И они погрузились в хмельные напевы мистерии. Разве любовь умирает? Любовь Тристана? Любовь твоей и моей Изольды? О нет, она вечна, и смерть не досягает ее! Да и что может умереть, кроме того, что нам мешает, что вводит нас в обман и разделяет слившихся воедино? Сладостным союзом соединила их обоих любовь, смерть нарушила его, но разве может быть для одного из них иная смерть, чем жизнь, отделенная от жизни другого? Таинственный дуэт соединил их в той безымянной надежде, которую дарит смерть в любви, – надежде на нескончаемое, неразрывное объятие в волшебном царстве ночи! Сладостная ночь! Вечная ночь любви! Всеобъемлющая обитель блаженства! Разве может тот, кто в грезах своих увидел тебя, не ужаснуться пробуждению, возвращающему в пустыню дня? Прогони страх, милая смерть! Освободи тоскующих от горести пробуждения! О, неукротимая буря ритмов! О, хроматический порыв в восторге метафизического познания! Как познать, как вкусить блаженство этой ночи, не знающей мук расставанья? Кроткое томление без лжи и страха, величественное угасание без боли, блаженное растворение в бесконечности! Ты – Изольда, я – Тристан, нет больше Тристана – нет Изольды…

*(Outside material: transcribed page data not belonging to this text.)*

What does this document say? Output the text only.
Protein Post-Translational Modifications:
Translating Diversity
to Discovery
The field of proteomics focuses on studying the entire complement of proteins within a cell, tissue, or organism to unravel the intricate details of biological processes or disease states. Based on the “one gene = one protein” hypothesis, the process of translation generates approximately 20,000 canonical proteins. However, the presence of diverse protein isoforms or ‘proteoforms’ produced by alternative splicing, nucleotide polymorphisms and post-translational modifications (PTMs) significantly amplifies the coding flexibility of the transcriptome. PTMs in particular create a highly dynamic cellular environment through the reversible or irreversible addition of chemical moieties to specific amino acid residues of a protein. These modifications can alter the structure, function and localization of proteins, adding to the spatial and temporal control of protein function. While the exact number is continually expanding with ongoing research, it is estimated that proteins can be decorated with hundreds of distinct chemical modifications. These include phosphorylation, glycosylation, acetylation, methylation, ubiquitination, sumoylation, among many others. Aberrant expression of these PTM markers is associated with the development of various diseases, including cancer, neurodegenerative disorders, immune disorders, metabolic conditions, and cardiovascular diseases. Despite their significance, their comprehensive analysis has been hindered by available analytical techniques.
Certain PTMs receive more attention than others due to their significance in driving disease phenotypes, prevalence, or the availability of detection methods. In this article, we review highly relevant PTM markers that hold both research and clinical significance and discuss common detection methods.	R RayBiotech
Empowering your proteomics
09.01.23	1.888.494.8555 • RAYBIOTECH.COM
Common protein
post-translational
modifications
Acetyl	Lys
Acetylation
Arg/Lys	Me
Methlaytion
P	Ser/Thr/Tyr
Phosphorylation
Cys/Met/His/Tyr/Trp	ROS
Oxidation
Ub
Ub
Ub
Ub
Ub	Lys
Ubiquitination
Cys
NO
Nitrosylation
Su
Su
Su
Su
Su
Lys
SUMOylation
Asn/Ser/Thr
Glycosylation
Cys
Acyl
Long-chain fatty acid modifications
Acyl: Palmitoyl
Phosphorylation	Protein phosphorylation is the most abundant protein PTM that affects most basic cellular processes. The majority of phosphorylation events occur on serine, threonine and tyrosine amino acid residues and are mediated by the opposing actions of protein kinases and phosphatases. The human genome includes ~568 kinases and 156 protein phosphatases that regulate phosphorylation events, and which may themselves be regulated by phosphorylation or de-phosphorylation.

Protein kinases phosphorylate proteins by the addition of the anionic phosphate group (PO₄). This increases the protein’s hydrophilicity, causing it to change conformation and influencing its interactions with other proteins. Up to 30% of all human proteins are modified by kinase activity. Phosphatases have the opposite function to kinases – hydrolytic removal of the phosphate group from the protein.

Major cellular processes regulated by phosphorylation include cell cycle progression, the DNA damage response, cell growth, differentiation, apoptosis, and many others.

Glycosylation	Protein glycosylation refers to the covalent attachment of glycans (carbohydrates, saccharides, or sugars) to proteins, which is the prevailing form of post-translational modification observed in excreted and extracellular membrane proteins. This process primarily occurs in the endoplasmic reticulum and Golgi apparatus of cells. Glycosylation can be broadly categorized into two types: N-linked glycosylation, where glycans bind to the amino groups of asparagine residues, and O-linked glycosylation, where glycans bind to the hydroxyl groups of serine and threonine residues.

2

Вдруг случилось нечто страшное. Пианистка оборвала игру и, проведя рукой по глазам, стала вглядываться в темноту. Господин Шпинель резко повернулся на стуле. Сзади отворилась дверь, и темная фигура, опираясь на руку другой такой же темной фигуры, вошла из коридора в гостиную. Это была одна из постоялиц «Эйнфрида», тоже не пожелавшая участвовать в катанье и в этот вечерний час, как всегда, пустившаяся в свой бессознательный и печальный обход, больная, которая произвела на свет девятнадцать детей и больше уже не могла ни о чем думать, – пасторша Геленраух в сопровождении сиделки. Не поднимая глаз, осторожными, неверными шагами прошла она в глубину комнаты к противоположной стене и исчезла – немая, оцепенелая, беспокойная и безумная. В гостиной стояла тишина.

– Это пасторша Геленраух, – сказал он.

– Да, это бедная Геленраух, – сказала она. Затем она перелистала ноты и сыграла финал – смерть Изольды.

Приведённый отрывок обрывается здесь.